# Math Help - Negative Exponents in Complex Fractions

1. ## Negative Exponents in Complex Fractions

((x^-1)-(y^-1))/((x^-2)-(y^-2))? I know the answer is xy/x+y but I do not know how to get it.

2. Originally Posted by kpatch60
((x^-1)-(y^-1))/((x^-2)-(y^-2))? I know the answer is xy/x+y but I do not know how to get it.
$x^{-1}=\frac{1}{x} \\ \text{and} \\ x^{-2}=\frac{1}{x^2}$

3. Its question #2 on this page if looking at it in the image format would help. Sample test for LAVC's Pre-Calculus Diagnostic

4. so i have (1/x-1/y)/(1/x^2-1/y^2)/ From here should I try using conjugates or something?

5. Use the difference of two squares on the denominator nothing that $x^{-2} = (x^{-1})^2$. If you've done it correctly you'll get a common factor on the top and bottom which can be cancelled since we know that $|x| \neq |y|$

6. Originally Posted by kpatch60
((x^-1)-(y^-1))/((x^-2)-(y^-2))? I know the answer is xy/x+y but I do not know how to get it.
$\frac{{x^{ - 1} - y^{ - 1} }}{{x^{ - 2} - y^{ - 2} }} = \frac{{\frac{1}{x} - \frac{1}{y}}}{{\frac{1}{{x^2 }} - \frac{1}{{y^2 }}}} = \frac{{xy^2 - x^2 y}}{{y^2 - x^2 }}$

7. Originally Posted by Plato
$\frac{{x^{ - 1} - y^{ - 1} }}{{x^{ - 2} - y^{ - 2} }} = \frac{{\frac{1}{x} - \frac{1}{y}}}{{\frac{1}{{x^2 }} - \frac{1}{{y^2 }}}} = \frac{{xy^2 - x^2 y}}{{y^2 - x^2 }}$
What did you do to get from the second to third part? This is how I was shown to do the problem originally, but I forget how the 1/x's were eliminated.

8. Originally Posted by kpatch60
Its question #2 on this page if looking at it in the image format would help. Sample test for LAVC's Pre-Calculus Diagnostic
Alright, I'll play your game with you...

$\frac{x^{-1}-y^{-1}}{x^{-2}-y^{-2}}=\frac{\frac{1}{x}-\frac{1}{y}}{\frac{1}{x^2}-\frac{1}{y^2}}=\frac{\frac{y-x}{xy}}{\frac{y^2-x^2}{(xy)^2}}=\frac{(xy)^2(y-x)}{(xy)(y^2-x^2)}=\frac{(xy)(y-x)}{(x+y)(x-y)}=\frac{xy}{x+y}$

9. Originally Posted by Also sprach Zarathustra
Alright, I'll play your game with you...

$\frac{x^{-1}-y^{-1}}{x^{-2}-y^{-2}}=\frac{\frac{1}{x}-\frac{1}{y}}{\frac{1}{x^2}-\frac{1}{y^2}}=\frac{\frac{y-x}{xy}}{\frac{y^2-x^2}{(xy)^2}}=\frac{(xy)^2(y-x)}{(xy)(y^2-x^2)}=\frac{(xy)(y-x)}{(x+y)(x-y)}=\frac{xy}{x+y}$
Thank you very much. I never thought to do the top and bottom as seperate problems with their own common denominators but looking at it this way made it so much more simple.

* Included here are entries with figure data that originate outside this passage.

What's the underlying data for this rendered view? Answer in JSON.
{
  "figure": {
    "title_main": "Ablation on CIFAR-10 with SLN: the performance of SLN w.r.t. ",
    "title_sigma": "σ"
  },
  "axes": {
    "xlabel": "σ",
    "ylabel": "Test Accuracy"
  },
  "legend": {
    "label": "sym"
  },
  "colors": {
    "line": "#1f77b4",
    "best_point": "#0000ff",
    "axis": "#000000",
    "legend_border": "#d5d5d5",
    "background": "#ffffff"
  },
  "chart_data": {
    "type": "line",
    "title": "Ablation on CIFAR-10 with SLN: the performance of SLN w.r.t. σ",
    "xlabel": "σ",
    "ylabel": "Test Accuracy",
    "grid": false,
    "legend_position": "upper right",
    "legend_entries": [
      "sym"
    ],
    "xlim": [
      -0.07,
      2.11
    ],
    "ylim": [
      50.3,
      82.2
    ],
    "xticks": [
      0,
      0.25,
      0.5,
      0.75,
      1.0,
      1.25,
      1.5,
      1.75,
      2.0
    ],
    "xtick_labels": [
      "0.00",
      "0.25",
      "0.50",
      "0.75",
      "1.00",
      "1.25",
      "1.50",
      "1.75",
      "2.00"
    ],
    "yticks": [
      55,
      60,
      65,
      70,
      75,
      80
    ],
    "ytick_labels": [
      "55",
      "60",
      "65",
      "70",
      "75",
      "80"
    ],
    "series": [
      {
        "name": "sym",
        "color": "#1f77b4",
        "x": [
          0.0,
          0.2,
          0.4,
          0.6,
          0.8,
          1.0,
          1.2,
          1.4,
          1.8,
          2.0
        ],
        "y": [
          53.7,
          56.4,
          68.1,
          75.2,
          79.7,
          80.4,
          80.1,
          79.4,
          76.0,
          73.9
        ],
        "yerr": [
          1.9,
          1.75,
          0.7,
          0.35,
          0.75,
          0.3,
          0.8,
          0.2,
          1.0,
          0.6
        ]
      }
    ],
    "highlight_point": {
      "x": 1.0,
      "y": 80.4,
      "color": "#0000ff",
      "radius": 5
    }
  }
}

10. Originally Posted by kpatch60
What did you do to get from the second to third part? This is how I was shown to do the problem originally, but I forget how the 1/x's were eliminated.
$\frac{{xy^2 - x^2 y}}{{y^2 - x^2 }} = \frac{{xy\left( {y - x} \right)}}{{\left( {y + x} \right)\left( {y - x} \right)}}$

11. Originally Posted by kpatch60
What did you do to get from the second to third part? This is how I was shown to do the problem originally, but I forget how the 1/x's were eliminated.
Multiply both numerator and denominator by $x^2y^2$.